Enable Agent Watcher on devices
To enable Agent Watcher during agent configuration
- In the console, click Tools > Configuration > Agent Configuration.
- Click the New Windows agent configuration toolbar button.
- After specifying your desired settings for the agent configuration, click the Security and Compliance group, and then click Agent Watcher to open that page on the dialog.
- Check Use the Agent Watcher.
- Select one of the settings from the available list to apply it to the agent configuration you're creating. You can create new settings or edit existing settings. The applied settings determine which services and files are monitored and how often, and whether the Agent Watcher executable remains resident in memory on monitored devices.
- Finish specifying settings for the agent configuration and then click Save.
If you want to activate Agent Watcher (or update Agent Watcher settings) at a later time, you can do so for one or more managed devices directly from the console.
To enable Agent Watcher (or update settings) as a separate task
- In the console, right-click one or more devices, and then click Update Agent Watcher settings.
- Check Use Agent Watcher.
- Select one of the settings from the available list to apply it to the agent configuration you're creating. You can create new settings or edit existing settings. The applied settings determine which services and files are monitored and how often, and whether the Agent Watcher executable remains resident in memory on monitored devices.
- Click OK.
Once you click the OK button, all the selected target devices are updated with the new settings, and a status message appears.
Disable Agent Watcher on devices
You can also disable Agent Watcher for one or more devices with the Update Agent Watcher task.
To disable Agent Watcher
- In the console, right-click one or more devices, and then click Update Agent Watcher settings.
- Make sure the Use Agent Watcher check box is cleared.
- Click OK.
Generate Agent Watcher reports
Agent Watcher monitoring and alerting information is represented by several reports in the Reports tool.
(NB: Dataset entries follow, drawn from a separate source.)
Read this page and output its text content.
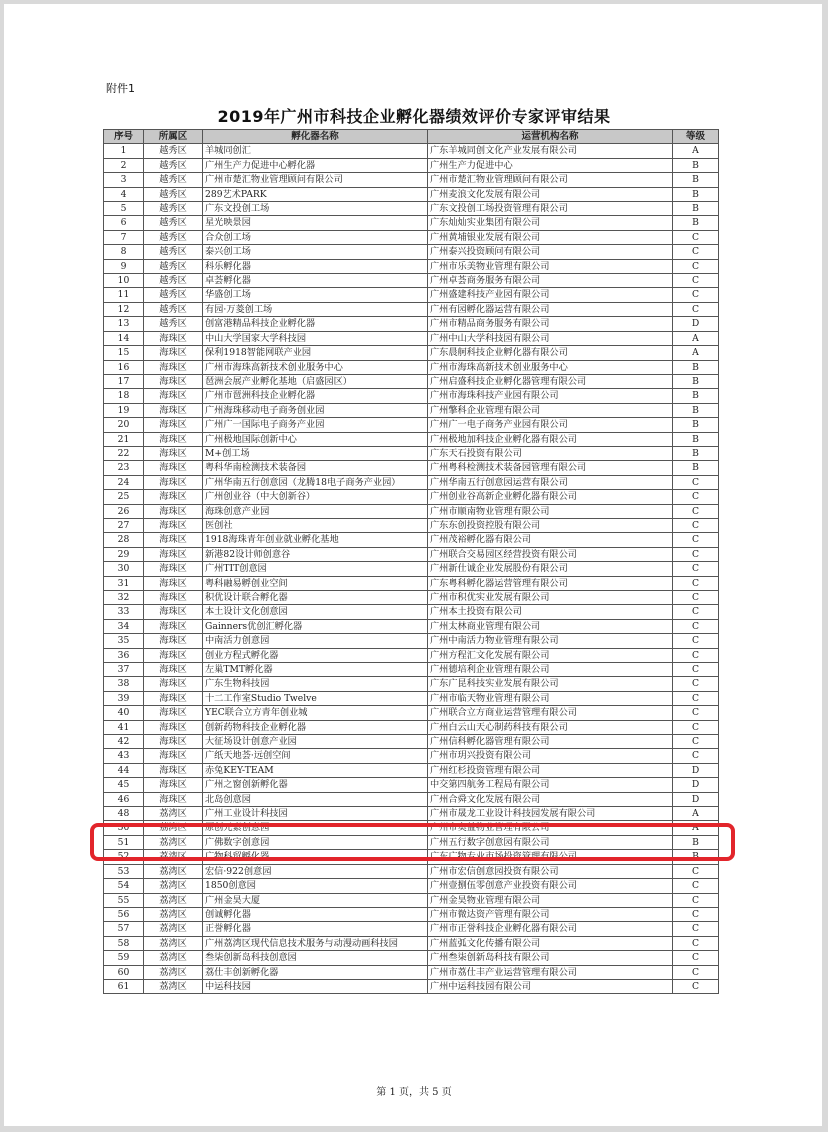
附件1
2019年广州市科技企业孵化器绩效评价专家评审结果
序号	所属区	孵化器名称	运营机构名称	等级
1	越秀区	羊城同创汇	广东羊城同创文化产业发展有限公司	A
2	越秀区	广州生产力促进中心孵化器	广州生产力促进中心	B
3	越秀区	广州市楚汇物业管理顾问有限公司	广州市楚汇物业管理顾问有限公司	B
4	越秀区	289艺术PARK	广州麦浪文化发展有限公司	B
5	越秀区	广东文投创工场	广东文投创工场投资管理有限公司	B
6	越秀区	星光映景园	广东灿灿实业集团有限公司	B
7	越秀区	合众创工场	广州黄埔银业发展有限公司	C
8	越秀区	泰兴创工场	广州泰兴投资顾问有限公司	C
9	越秀区	科乐孵化器	广州市乐美物业管理有限公司	C
10	越秀区	卓荟孵化器	广州卓荟商务服务有限公司	C
11	越秀区	华盛创工场	广州盛建科技产业园有限公司	C
12	越秀区	有园·万菱创工场	广州有园孵化器运营有限公司	C
13	越秀区	创富港精品科技企业孵化器	广州市精品商务服务有限公司	D
14	海珠区	中山大学国家大学科技园	广州中山大学科技园有限公司	A
15	海珠区	保利1918智能网联产业园	广东晨舸科技企业孵化器有限公司	A
16	海珠区	广州市海珠高新技术创业服务中心	广州市海珠高新技术创业服务中心	B
17	海珠区	琶洲会展产业孵化基地（启盛园区）	广州启盛科技企业孵化器管理有限公司	B
18	海珠区	广州市琶洲科技企业孵化器	广州市海珠科技产业园有限公司	B
19	海珠区	广州海珠移动电子商务创业园	广州擎科企业管理有限公司	B
20	海珠区	广州广一国际电子商务产业园	广州广一电子商务产业园有限公司	B
21	海珠区	广州极地国际创新中心	广州极地加科技企业孵化器有限公司	B
22	海珠区	M+创工场	广东天石投资有限公司	B
23	海珠区	粤科华南检测技术装备园	广州粤科检测技术装备园管理有限公司	B
24	海珠区	广州华南五行创意园（龙腾18电子商务产业园）	广州华南五行创意园运营有限公司	C
25	海珠区	广州创业谷（中大创新谷）	广州创业谷高新企业孵化器有限公司	C
26	海珠区	海珠创意产业园	广州市顺南物业管理有限公司	C
27	海珠区	医创社	广东东创投资控股有限公司	C
28	海珠区	1918海珠青年创业就业孵化基地	广州茂裕孵化器有限公司	C
29	海珠区	新港82设计师创意谷	广州联合交易园区经营投资有限公司	C
30	海珠区	广州TIT创意园	广州新仕诚企业发展股份有限公司	C
31	海珠区	粤科融易孵创业空间	广东粤科孵化器运营管理有限公司	C
32	海珠区	积优设计联合孵化器	广州市积优实业发展有限公司	C
33	海珠区	本土设计文化创意园	广州本土投资有限公司	C
34	海珠区	Gainners优创汇孵化器	广州太林商业管理有限公司	C
35	海珠区	中南活力创意园	广州中南活力物业管理有限公司	C
36	海珠区	创业方程式孵化器	广州方程汇文化发展有限公司	C
37	海珠区	左巢TMT孵化器	广州德培利企业管理有限公司	C
38	海珠区	广东生物科技园	广东广昆科技实业发展有限公司	C
39	海珠区	十二工作室Studio Twelve	广州市临天物业管理有限公司	C
40	海珠区	YEC联合立方青年创业城	广州联合立方商业运营管理有限公司	C
41	海珠区	创新药物科技企业孵化器	广州白云山天心制药科技有限公司	C
42	海珠区	大征场设计创意产业园	广州信科孵化器管理有限公司	C
43	海珠区	广纸天地荟·远创空间	广州市玥兴投资有限公司	C
44	海珠区	赤兔KEY-TEAM	广州红杉投资管理有限公司	D
45	海珠区	广州之窗创新孵化器	中交第四航务工程局有限公司	D
46	海珠区	北岛创意园	广州合舜文化发展有限公司	D
48	荔湾区	广州工业设计科技园	广州市晟龙工业设计科技园发展有限公司	A
50	荔湾区	原创元素创意园	广州市奥益物业管理有限公司	A
51	荔湾区	广佛数字创意园	广州五行数字创意园有限公司	B
52	荔湾区	广物科贸孵化器	广东广物专业市场投资管理有限公司	B
53	荔湾区	宏信·922创意园	广州市宏信创意园投资有限公司	C
54	荔湾区	1850创意园	广州壹捌伍零创意产业投资有限公司	C
55	荔湾区	广州金昊大厦	广州金昊物业管理有限公司	C
56	荔湾区	创诚孵化器	广州市微达资产管理有限公司	C
57	荔湾区	正誉孵化器	广州市正誉科技企业孵化器有限公司	C
58	荔湾区	广州荔湾区现代信息技术服务与动漫动画科技园	广州蓝弧文化传播有限公司	C
59	荔湾区	叁柒创新岛科技创意园	广州叁柒创新岛科技有限公司	C
60	荔湾区	荔仕丰创新孵化器	广州市荔仕丰产业运营管理有限公司	C
61	荔湾区	中运科技园	广州中运科技园有限公司	C
第 1 页，共 5 页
All the Agent Watcher reports include the hostname of the workstation, the monitored service or file, the status of the alert (either found or resolved), and the date the event was discovered.
Agent Watcher saves the state of the alerts so that the core will only get one alert when the condition is found and one alert when the condition is resolved. Multiple alerts may occur when Agent Watcher is restarted in order to reboot the system, or when a new configuration is pushed or pulled down to the workstation.
Reports can also be generated for a given category based on different time intervals, such as today, last week, last 30 days, or another specified interval.
IMPORTANT: Agent Watcher alert data automatically removed after 90 days
All Agent Watcher alerts over 90 days old are automatically removed from the database. Alert data is used to generate Agent Watcher reports.
IMPORTANT: Required rights and roles in order to use the Reports tool
In order to access the Reports tool, and generate and view reports, a user must have the Ivanti Administrator right (implying full rights) and the specific Reporting roles.
For more information about using the Reports tool, see Using reports.
Configure Agent Watcher settings
Use Agent Watcher settings (click Tools > Configuration > Agent Configuration > New Windows agent configuration > Security and Compliance > Agent Watcher) to determine which services and files are monitored, how often to check the status of services and files, whether Agent Watcher remains resident on devices, and whether to check for changes to the applied settings.